Duvarda asılıydı. Kabzası sedef kakmalıydı. Hatırladığım eskinin çok aydınlatmayan oda avizelerinin belli belirsiz sarı ışığının yansımasıydı. Her gidişimde gözüme çarpardı o kılıç. Ali enişte Huri halanın kocasıydı. Huri hala babamın akrabasıydı. Onun tarafından akraba olduğu için hala diyorduk. 

Ali enişte babacan görünümlü, Hulusi Kentmen gibi bir adamdı. Eski bahriye subayıydı. Yavuz zırhlısında görev yapmış, bir Osmanlı adamıydı. Hatırımda onun anlattığı bir anısı hala canlı. 

Ali enişte, Yavuz zırhlısında görevli. Atatürk şapka devrimini yapmış. Demek ki yıl 1925 sonrası olmalı. Ancak bugün, kronolojik sıraya koyuyorum. O zamanlar masal gibi dinliyorum, yoksa. 

Rize şapka devrimine karşı çıkmış. Şapka giymeyiz diye. Yavuz zırhlısına emir verilmiş, Rize’ye doğru seyre çıkın diye. Ali enişte anlatıyor. Velhasıl koskoca Yavuz zırhlısı Rize açıklarına, gelmiş demirlemiş. Rize bugün de nispeten Üsküdar kadar bir yerleşim. O zamanlar daha da dar bir alan da olmalı. Yavuz koskoca bir gemi.

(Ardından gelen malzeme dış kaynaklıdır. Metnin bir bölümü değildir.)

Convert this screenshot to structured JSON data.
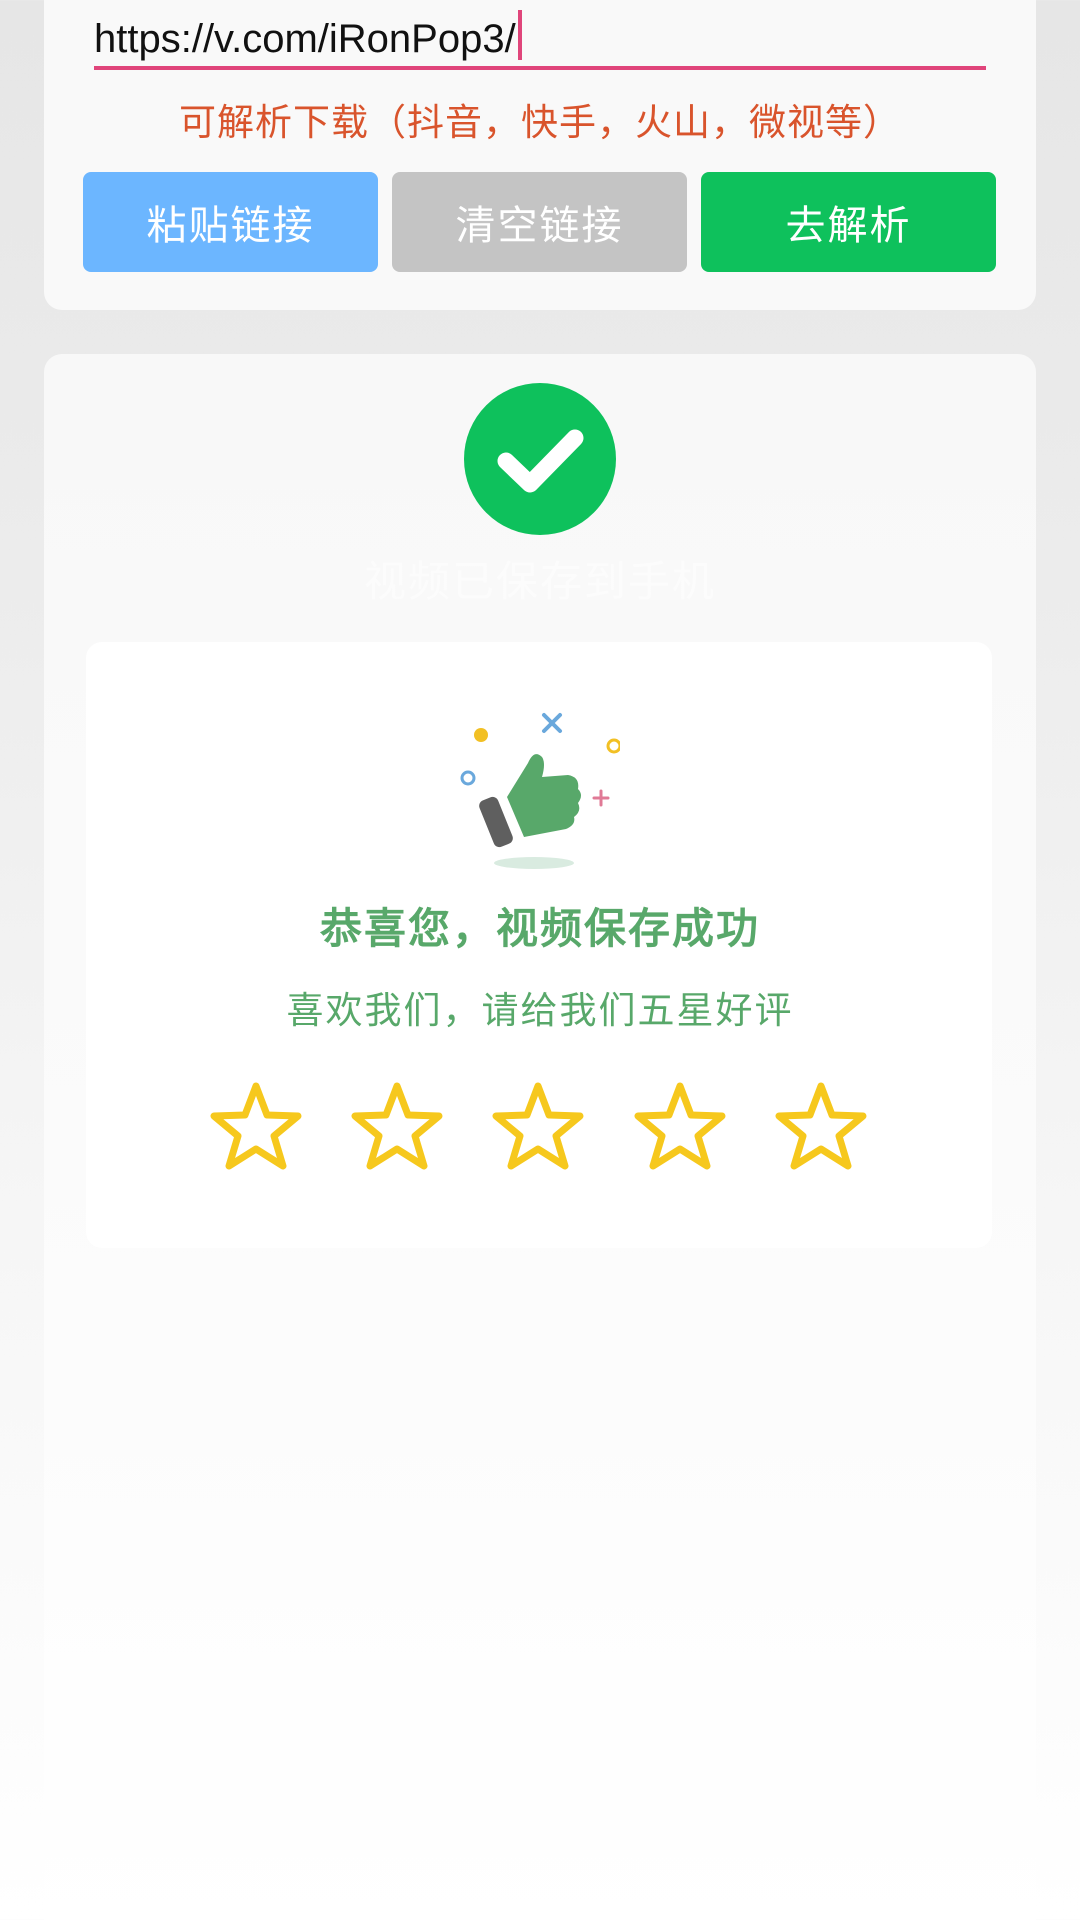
{
  "input": {
    "url_value": "https://v.com/iRonPop3/",
    "hint": "可解析下载（抖音，快手，火山，微视等）"
  },
  "buttons": {
    "paste_label": "粘贴链接",
    "clear_label": "清空链接",
    "parse_label": "去解析"
  },
  "result": {
    "faded_caption": "视频已保存到手机",
    "rating_title": "恭喜您，视频保存成功",
    "rating_subtitle": "喜欢我们，请给我们五星好评",
    "stars_total": 5,
    "stars_filled": 0
  },
  "colors": {
    "accent_pink": "#e0457b",
    "hint_red": "#d9542c",
    "paste_blue": "#6cb6ff",
    "clear_gray": "#c4c4c4",
    "success_green": "#0ec15c",
    "rating_green": "#58a86a",
    "star_yellow": "#f6c81d"
  },
  "icons": {
    "success": "check-circle-icon",
    "thumb": "thumbs-up-icon",
    "star": "star-outline-icon"
  }
}
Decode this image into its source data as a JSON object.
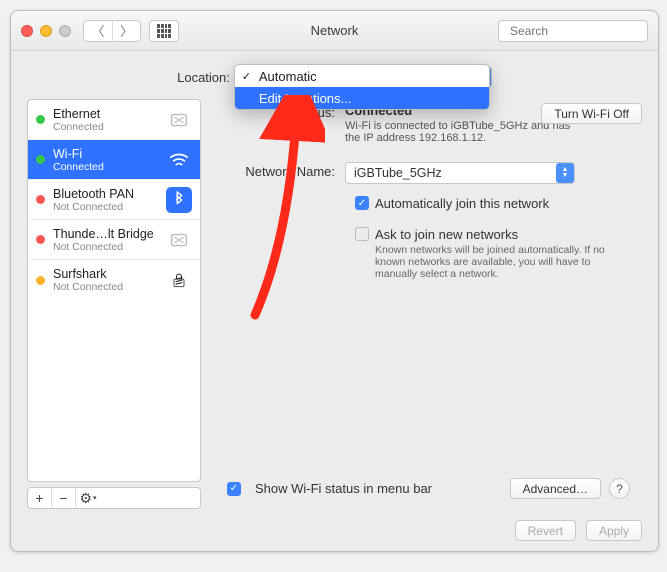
{
  "window": {
    "title": "Network"
  },
  "search": {
    "placeholder": "Search"
  },
  "location": {
    "label": "Location:",
    "options": [
      {
        "label": "Automatic",
        "checked": true,
        "selected": false
      },
      {
        "label": "Edit Locations...",
        "checked": false,
        "selected": true
      }
    ]
  },
  "sidebar": {
    "services": [
      {
        "name": "Ethernet",
        "status": "Connected",
        "dot": "green",
        "icon": "ethernet-icon"
      },
      {
        "name": "Wi-Fi",
        "status": "Connected",
        "dot": "green",
        "icon": "wifi-icon",
        "selected": true
      },
      {
        "name": "Bluetooth PAN",
        "status": "Not Connected",
        "dot": "red",
        "icon": "bluetooth-icon"
      },
      {
        "name": "Thunde…lt Bridge",
        "status": "Not Connected",
        "dot": "red",
        "icon": "thunderbolt-icon"
      },
      {
        "name": "Surfshark",
        "status": "Not Connected",
        "dot": "orange",
        "icon": "vpn-icon"
      }
    ],
    "tools": {
      "add": "+",
      "remove": "−",
      "gear": "⚙︎"
    }
  },
  "pane": {
    "status_label": "Status:",
    "status_value": "Connected",
    "status_desc": "Wi-Fi is connected to iGBTube_5GHz and has the IP address 192.168.1.12.",
    "wifi_toggle": "Turn Wi-Fi Off",
    "network_name_label": "Network Name:",
    "network_name_value": "iGBTube_5GHz",
    "auto_join": {
      "checked": true,
      "label": "Automatically join this network"
    },
    "ask_join": {
      "checked": false,
      "label": "Ask to join new networks",
      "note": "Known networks will be joined automatically. If no known networks are available, you will have to manually select a network."
    },
    "show_status": {
      "checked": true,
      "label": "Show Wi-Fi status in menu bar"
    },
    "advanced": "Advanced…",
    "help": "?"
  },
  "footer": {
    "revert": "Revert",
    "apply": "Apply"
  },
  "colors": {
    "accent": "#2f72ff",
    "arrow": "#ff2a1a"
  }
}
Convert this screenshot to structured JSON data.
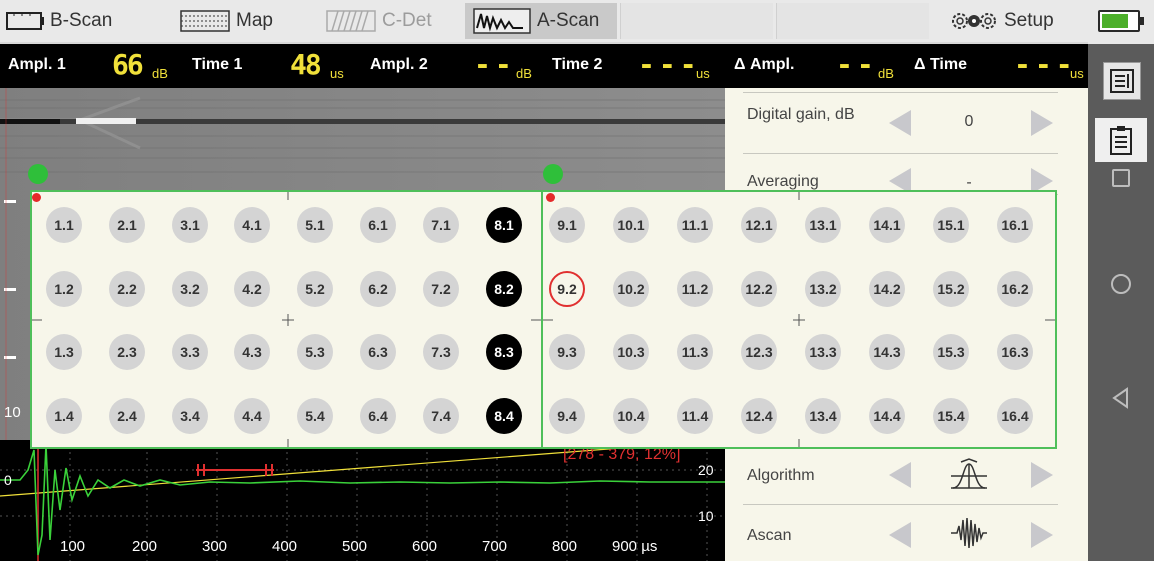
{
  "tabs": [
    {
      "label": "B-Scan",
      "icon": "bscan-icon"
    },
    {
      "label": "Map",
      "icon": "map-grid-icon"
    },
    {
      "label": "C-Det",
      "icon": "cdet-icon"
    },
    {
      "label": "A-Scan",
      "icon": "ascan-icon"
    },
    {
      "label": "Setup",
      "icon": "gears-icon"
    }
  ],
  "measurements": [
    {
      "label": "Ampl. 1",
      "value": "66",
      "unit": "dB"
    },
    {
      "label": "Time 1",
      "value": "48",
      "unit": "us"
    },
    {
      "label": "Ampl. 2",
      "value": "--",
      "unit": "dB"
    },
    {
      "label": "Time 2",
      "value": "---",
      "unit": "us"
    },
    {
      "label": "Δ Ampl.",
      "value": "--",
      "unit": "dB"
    },
    {
      "label": "Δ Time",
      "value": "---",
      "unit": "us"
    }
  ],
  "panel": {
    "digital_gain": {
      "label": "Digital gain, dB",
      "value": "0"
    },
    "averaging": {
      "label": "Averaging",
      "value": "-"
    },
    "algorithm": {
      "label": "Algorithm",
      "icon": "algorithm-icon"
    },
    "ascan": {
      "label": "Ascan",
      "icon": "waveform-icon"
    }
  },
  "left_grid": {
    "rows": [
      [
        "1.1",
        "2.1",
        "3.1",
        "4.1",
        "5.1",
        "6.1",
        "7.1",
        "8.1"
      ],
      [
        "1.2",
        "2.2",
        "3.2",
        "4.2",
        "5.2",
        "6.2",
        "7.2",
        "8.2"
      ],
      [
        "1.3",
        "2.3",
        "3.3",
        "4.3",
        "5.3",
        "6.3",
        "7.3",
        "8.3"
      ],
      [
        "1.4",
        "2.4",
        "3.4",
        "4.4",
        "5.4",
        "6.4",
        "7.4",
        "8.4"
      ]
    ],
    "selected_column": "8"
  },
  "right_grid": {
    "rows": [
      [
        "9.1",
        "10.1",
        "11.1",
        "12.1",
        "13.1",
        "14.1",
        "15.1",
        "16.1"
      ],
      [
        "9.2",
        "10.2",
        "11.2",
        "12.2",
        "13.2",
        "14.2",
        "15.2",
        "16.2"
      ],
      [
        "9.3",
        "10.3",
        "11.3",
        "12.3",
        "13.3",
        "14.3",
        "15.3",
        "16.3"
      ],
      [
        "9.4",
        "10.4",
        "11.4",
        "12.4",
        "13.4",
        "14.4",
        "15.4",
        "16.4"
      ]
    ],
    "focused": "9.2"
  },
  "ascan": {
    "x_ticks": [
      "100",
      "200",
      "300",
      "400",
      "500",
      "600",
      "700",
      "800",
      "900 µs"
    ],
    "y_ticks": [
      "20",
      "10"
    ],
    "gate_readout": "[278 - 379, 12%]",
    "scan_y_label": "10",
    "zero_label": "0",
    "colors": {
      "trace": "#3ad13a",
      "gate": "#e03030",
      "threshold": "#f0e03a",
      "readout": "#e03030"
    }
  },
  "colors": {
    "accent_green": "#4fbf5a",
    "value_yellow": "#f0e03a",
    "panel_bg": "#f7f6ea"
  }
}
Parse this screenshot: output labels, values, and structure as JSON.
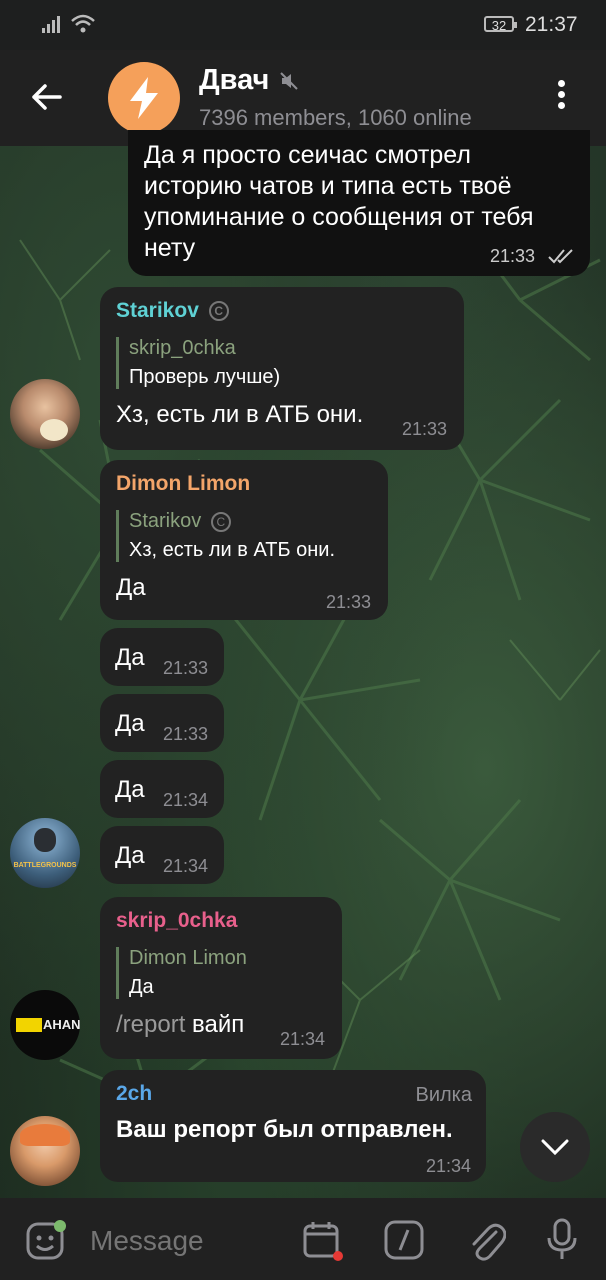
{
  "status": {
    "battery": "32",
    "time": "21:37"
  },
  "header": {
    "title": "Двач",
    "subtitle": "7396 members, 1060 online"
  },
  "messages": [
    {
      "type": "outgoing",
      "lines": [
        "Да я просто сеичас смотрел",
        "историю чатов и типа есть твоё",
        "упоминание о сообщения от тебя",
        "нету"
      ],
      "time": "21:33"
    },
    {
      "sender": "Starikov",
      "sender_color": "#5fd1d4",
      "reply_name": "skrip_0chka",
      "reply_text": "Проверь лучше)",
      "text": "Хз, есть ли в АТБ они.",
      "time": "21:33"
    },
    {
      "sender": "Dimon Limon",
      "sender_color": "#f3a56a",
      "reply_name": "Starikov",
      "reply_text": "Хз, есть ли в АТБ они.",
      "text": "Да",
      "time": "21:33"
    },
    {
      "text": "Да",
      "time": "21:33"
    },
    {
      "text": "Да",
      "time": "21:33"
    },
    {
      "text": "Да",
      "time": "21:34"
    },
    {
      "text": "Да",
      "time": "21:34"
    },
    {
      "sender": "skrip_0chka",
      "sender_color": "#e8608c",
      "reply_name": "Dimon Limon",
      "reply_text": "Да",
      "command": "/report",
      "text": "вайп",
      "time": "21:34"
    },
    {
      "sender": "2ch",
      "sender_color": "#5aa7e8",
      "badge": "Вилка",
      "text": "Ваш репорт был отправлен.",
      "time": "21:34"
    }
  ],
  "avatars": {
    "pubg_text": "BATTLEGROUNDS",
    "ahan_text": "AHAN"
  },
  "input": {
    "placeholder": "Message"
  },
  "colors": {
    "accent": "#f5a05a",
    "bubble": "#222222"
  }
}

Ali enişte diyor ki, topları kuru sıkı doldurduk. Emir geldi, ateşledik. Rize semaları gümbür, gümbür gök yarılmış sanki. Akabinde Rize’li damlara çıkmış: secde edermiş. “ Şapka da giyeceğiz, fesi de atacağız” diye …

Küçükken hikaye gibi dinlerdim, şimdi düşünüyorum da… Allah toprağını bol etsin bana anlatanların!